Reverse-engineering a set-top box with no API, no network, and no documentation — using an AI pair programmer, an HDMI capture card, and a lot of solder.
Built entirely through agentic coding with Claude Code. Every protocol detail was discovered empirically — there is no documentation for this device. The conversation ran 20,000+ lines (63MB) in a single session.
Live TV stream with full 41-button remote control — all served from a single URL.
A complete system for remotely viewing and controlling a SUPER DMR-39 digital TV set-top box over the network.
The DMR-39 is a 2016-era Hong Kong DVB-T2 receiver (board code MSD7816_88969T_608_148mm_NP, firmware V1.01 2016.04.02). It has no Ethernet, no Bluetooth, and no documented protocol. The USB port is for DVR recording and firmware updates only — neither of which is useful here. The only viable interfaces are a 38kHz IR receiver and a 5-pin I2C front panel connector. As of March 2026, it turns 10 years old next month.
The final system:
- ESP32-C3 taps the demodulated IR trace on the PCB — no IR LED needed
- Web remote control with all 41 buttons mapped via NEC protocol
- HLS live stream of the TV output with synced audio via VAAPI hardware encoding
- Nonce authentication on the relay server to prevent unauthorized IR commands
- Single-port web UI combining the TV stream and remote control, tunnel-ready
- OTA firmware updates with password authentication (device is in a sealed enclosure)

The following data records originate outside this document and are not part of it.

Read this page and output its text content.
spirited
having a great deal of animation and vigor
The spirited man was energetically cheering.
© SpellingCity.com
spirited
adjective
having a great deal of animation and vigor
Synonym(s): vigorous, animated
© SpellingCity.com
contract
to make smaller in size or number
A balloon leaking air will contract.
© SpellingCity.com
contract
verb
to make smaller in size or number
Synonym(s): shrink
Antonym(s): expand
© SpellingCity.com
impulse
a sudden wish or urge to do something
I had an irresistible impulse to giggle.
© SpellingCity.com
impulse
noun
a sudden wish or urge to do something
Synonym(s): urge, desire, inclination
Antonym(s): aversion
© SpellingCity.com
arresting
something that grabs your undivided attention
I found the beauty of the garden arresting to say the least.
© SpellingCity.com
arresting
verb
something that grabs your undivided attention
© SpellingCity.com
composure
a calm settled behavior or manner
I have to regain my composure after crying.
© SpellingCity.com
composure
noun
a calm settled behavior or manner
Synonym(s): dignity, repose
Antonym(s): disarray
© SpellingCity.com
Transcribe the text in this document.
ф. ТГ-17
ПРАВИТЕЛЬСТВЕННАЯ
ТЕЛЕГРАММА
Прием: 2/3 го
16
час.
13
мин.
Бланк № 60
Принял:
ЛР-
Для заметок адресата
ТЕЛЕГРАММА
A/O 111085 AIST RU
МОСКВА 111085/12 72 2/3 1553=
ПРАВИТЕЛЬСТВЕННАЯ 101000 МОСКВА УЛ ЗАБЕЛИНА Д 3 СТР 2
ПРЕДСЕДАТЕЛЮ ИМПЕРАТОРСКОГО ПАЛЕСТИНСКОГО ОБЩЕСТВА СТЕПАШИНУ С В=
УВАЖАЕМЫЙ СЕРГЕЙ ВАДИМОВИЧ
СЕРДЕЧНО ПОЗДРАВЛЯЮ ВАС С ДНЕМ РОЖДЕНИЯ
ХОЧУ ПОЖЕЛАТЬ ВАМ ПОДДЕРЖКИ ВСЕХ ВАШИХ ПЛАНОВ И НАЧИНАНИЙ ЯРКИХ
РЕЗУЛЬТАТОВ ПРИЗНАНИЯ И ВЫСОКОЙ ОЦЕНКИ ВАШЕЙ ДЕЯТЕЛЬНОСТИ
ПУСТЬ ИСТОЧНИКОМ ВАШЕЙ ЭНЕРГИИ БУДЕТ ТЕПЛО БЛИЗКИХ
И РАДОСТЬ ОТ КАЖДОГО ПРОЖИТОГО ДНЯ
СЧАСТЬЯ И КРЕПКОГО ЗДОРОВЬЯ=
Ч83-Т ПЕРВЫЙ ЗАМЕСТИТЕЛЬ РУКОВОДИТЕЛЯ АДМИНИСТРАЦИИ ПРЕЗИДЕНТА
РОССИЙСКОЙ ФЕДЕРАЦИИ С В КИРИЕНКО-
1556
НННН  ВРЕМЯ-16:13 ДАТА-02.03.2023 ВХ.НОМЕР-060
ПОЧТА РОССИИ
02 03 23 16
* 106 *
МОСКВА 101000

┌──────────────────────────────┐
Physical Remote ──>│ IR Receiver (demodulated) ──> │──> STB
│ GPIO3 (sniff) GPIO0 (TX) │
│ ESP32-C3 │
│ WiFi Web Server :80 │
└──────────┬───────────────────┘
│ /ir?code=A25D
┌──────────┴───────────────────┐
│ Relay Server :8889 │
│ HLS Video + AAC Audio │
│ + IR Relay + Nonce Auth │
│ (VAAPI H.264 encode) │
└──────────┬───────────────────┘
│ Cloudflare Tunnel
Browser
Before any code was written, the first step was figuring out whether this device could be controlled at all. The STB was opened, the PCB photographed, and the board markings (MSD7816_88969T_608_148mm_NP) fed to Claude for research.
Claude identified the main SoC as an MStar MSD7816 (a budget DVB-T2 decoder common in Chinese/Hong Kong STBs), and the front panel driver as a TM1650-compatible chip (the board used an HW650EP clone). The TM1650 datasheet revealed a simple I2C protocol: the SoC writes display segments and reads key-scan responses. In theory, an ESP8266 could impersonate the front panel — intercepting display writes to read the channel number and injecting key-scan responses to simulate button presses.
The feasibility verdict: possible, but no one had documented doing it. No open-source TM1650 slave implementations existed. The I2C timing requirements were tight. The only way to know if it would work was to try.
The hardware setup the AI agent got to work with (click to expand)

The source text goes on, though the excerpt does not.